Education Week Teacher's Liana Heitin describes another teacher's experience with technology-addled classroom management:
Many teachers with classroom laptops find it helpful to differentiate
between words like “closed” and “signed out,” and to be clear about what state
the computer should be in at any given moment. “If I’m going to do brief direct
instruction, I tell them to close the Chromebooks,” said Chavarria, meaning
they should fold the tops down. “They only have it open if we’re doing a task
they need to follow. ... They know the difference between closing and signing
out.”
In Ellis’ room
recently, one student scolded another for closing the screen rather than
signing out during a question-and-answer session after the video. “He said shut
it down,” 13-year-old Stephon Greene reminded his classmate.
It is almost universally accepted that classroom management is a must for any classroom, regardless of the presence of technology. Even students become facilitators of classroom management. Some argue that there is more management needed in a tech-based learning environment; others argue that there is different management needed in a tech-based learning environment. When the technology presence is as great as the student presence like in 1:1 and BYOD classrooms, the arguments become higher-pitched.
If my district were to continue its pro-technology arc and adopt 1:1 or BYOD, I would approach this new environment with enormous panic and excitement. My gut reaction would be to withhold sanctioned device use until it became a privilege for us as a class actually to be engaging content delivery through our technology. I would squelch, hesitate, gently lecture and gustily yell—make laminated copy after laminated copy of democratically-elected electronic device use guidelines—until I created more chaos than a room full of fifteen-year-old Instagram users could ever create. I would experience a philosophical and maybe even metaphysical crisis. I would spend a lot of late nights eating ice-cream and woefully mourning the relentless forward motion of an era that prefers pixels over pigments.
And then I would experiment with letting go of control. I would learn to talk with my students about what they are experiencing. What is it about Pinterest, Instragram, and Facebook that is more relevant to you than our classroom content? Is it more relevant? Teach me. Tell me what you know.
I would learn to let go of Steinbeck.

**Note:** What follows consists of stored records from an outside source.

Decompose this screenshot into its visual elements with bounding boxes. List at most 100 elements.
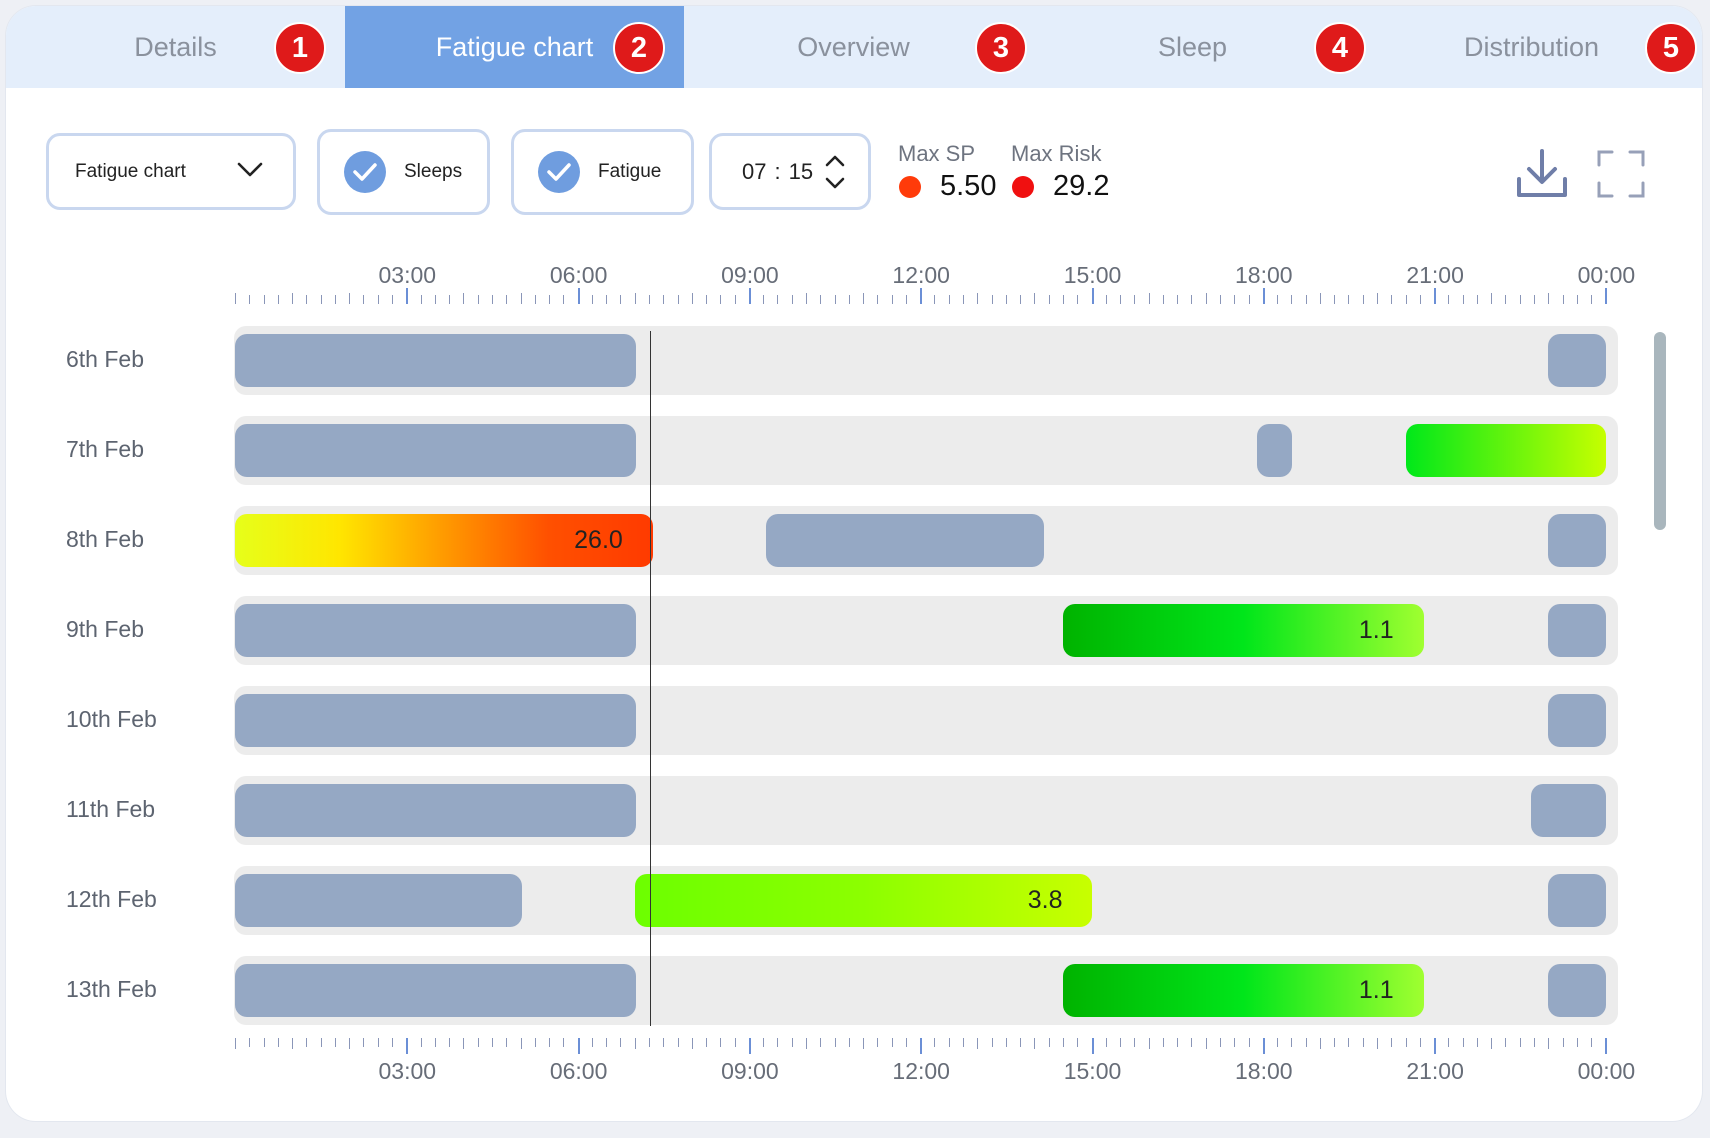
axis-tick: [791, 1038, 793, 1047]
sleep-bar[interactable]: [1257, 424, 1293, 477]
axis-tick: [434, 295, 436, 304]
axis-tick: [863, 1038, 865, 1049]
time-input[interactable]: 07 : 15: [709, 133, 871, 210]
axis-tick: [891, 1038, 893, 1047]
sleep-bar[interactable]: [235, 874, 522, 927]
axis-tick: [905, 1038, 907, 1047]
fatigue-bar[interactable]: 1.1: [1062, 604, 1424, 657]
sleep-bar[interactable]: [1531, 784, 1606, 837]
fatigue-bar[interactable]: [1405, 424, 1606, 477]
axis-tick: [1148, 293, 1150, 304]
axis-tick: [1519, 295, 1521, 304]
axis-tick: [706, 1038, 708, 1047]
fullscreen-icon[interactable]: [1596, 149, 1646, 199]
axis-tick: [406, 288, 409, 304]
sleep-bar[interactable]: [1548, 334, 1606, 387]
axis-tick: [1305, 1038, 1307, 1047]
axis-tick: [1334, 1038, 1336, 1047]
axis-tick: [1348, 1038, 1350, 1047]
fatigue-toggle[interactable]: Fatigue: [511, 129, 694, 215]
chart-scrollbar[interactable]: [1654, 332, 1666, 530]
axis-tick: [1091, 288, 1094, 304]
sleep-bar[interactable]: [766, 514, 1044, 567]
axis-tick: [1348, 295, 1350, 304]
axis-tick: [720, 295, 722, 304]
fatigue-value-label: 26.0: [574, 526, 623, 554]
axis-tick: [934, 1038, 936, 1047]
sleeps-toggle[interactable]: Sleeps: [317, 129, 490, 215]
axis-tick: [1319, 1038, 1321, 1049]
sleep-bar[interactable]: [1548, 514, 1606, 567]
fatigue-bar[interactable]: 3.8: [634, 874, 1093, 927]
sleep-bar[interactable]: [1548, 964, 1606, 1017]
axis-tick: [748, 288, 751, 304]
axis-tick: [392, 1038, 394, 1047]
axis-tick: [292, 293, 294, 304]
axis-tick: [1405, 1038, 1407, 1047]
axis-tick: [1205, 293, 1207, 304]
axis-tick: [349, 1038, 351, 1049]
axis-tick: [1534, 1038, 1536, 1047]
sleep-bar[interactable]: [235, 604, 636, 657]
x-axis-label-bottom: 18:00: [1235, 1058, 1293, 1084]
axis-tick: [420, 295, 422, 304]
axis-tick: [606, 295, 608, 304]
axis-tick: [263, 1038, 265, 1047]
tab-details[interactable]: Details: [6, 6, 345, 88]
sleep-bar[interactable]: [235, 424, 636, 477]
badge-1: 1: [274, 22, 326, 74]
fatigue-bar[interactable]: 1.1: [1062, 964, 1424, 1017]
fatigue-bar[interactable]: 26.0: [235, 514, 653, 567]
axis-tick: [820, 295, 822, 304]
axis-tick: [377, 1038, 379, 1047]
x-axis-label-top: 03:00: [378, 262, 437, 288]
axis-tick: [1048, 1038, 1050, 1047]
sleep-bar[interactable]: [1548, 694, 1606, 747]
axis-tick: [877, 1038, 879, 1047]
axis-tick: [292, 1038, 294, 1049]
axis-tick: [734, 295, 736, 304]
axis-tick: [606, 1038, 608, 1047]
sleep-bar[interactable]: [235, 694, 636, 747]
axis-tick: [277, 295, 279, 304]
axis-tick: [763, 1038, 765, 1047]
badge-4: 4: [1314, 22, 1366, 74]
sleep-bar[interactable]: [1548, 874, 1606, 927]
axis-tick: [1605, 1038, 1608, 1054]
axis-tick: [1305, 295, 1307, 304]
axis-tick: [1548, 1038, 1550, 1049]
axis-tick: [235, 1038, 236, 1049]
axis-tick: [320, 1038, 322, 1047]
x-axis-label-top: 09:00: [721, 262, 779, 288]
sleep-bar[interactable]: [235, 334, 636, 387]
x-axis-label-top: 12:00: [892, 262, 950, 288]
axis-tick: [848, 1038, 850, 1047]
axis-tick: [1062, 295, 1064, 304]
download-icon[interactable]: [1514, 147, 1570, 201]
x-axis-label-bottom: 00:00: [1577, 1058, 1636, 1084]
tab-distribution[interactable]: Distribution: [1362, 6, 1701, 88]
chart-type-select[interactable]: Fatigue chart: [46, 133, 296, 210]
tab-label: Sleep: [1157, 31, 1228, 62]
axis-tick: [648, 295, 650, 304]
axis-tick: [1576, 1038, 1578, 1047]
check-icon: [538, 151, 580, 193]
tab-sleep[interactable]: Sleep: [1023, 6, 1362, 88]
sleep-bar[interactable]: [235, 784, 636, 837]
axis-tick: [777, 295, 779, 304]
tab-overview[interactable]: Overview: [684, 6, 1023, 88]
max-risk-label: Max Risk: [1011, 141, 1102, 166]
sleep-bar[interactable]: [235, 964, 636, 1017]
fatigue-value-label: 1.1: [1358, 976, 1394, 1004]
axis-tick: [249, 1038, 251, 1047]
chart-type-value: Fatigue chart: [75, 160, 186, 182]
axis-tick: [1048, 295, 1050, 304]
axis-tick: [1291, 295, 1293, 304]
axis-tick: [1391, 1038, 1393, 1047]
axis-tick: [834, 1038, 836, 1047]
stepper-icon[interactable]: [824, 152, 846, 192]
sleep-bar[interactable]: [1548, 604, 1606, 657]
axis-tick: [277, 1038, 279, 1047]
chevron-down-icon: [237, 162, 263, 177]
axis-tick: [1177, 1038, 1179, 1047]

And Lee. And Homer. Oh God, even Shakespeare. I would become okay with not owning them. But I would insist that someone own them. Why not my students? I would use jigsaws more, give more research opportunities, let the students teach each other and me. I would learn not to fall into a paroxysm every time I saw social media on a student's device.
I would let my own culture be changed, and the culture of the classroom. I would invite my students to shape the culture that they will be owners of in a few more years anyway. But I would also ask why, how, what if, and tell me more.
If technology became the classroom culture in my district, I would study it with my students all the more.
That's what learning is about anyway, right?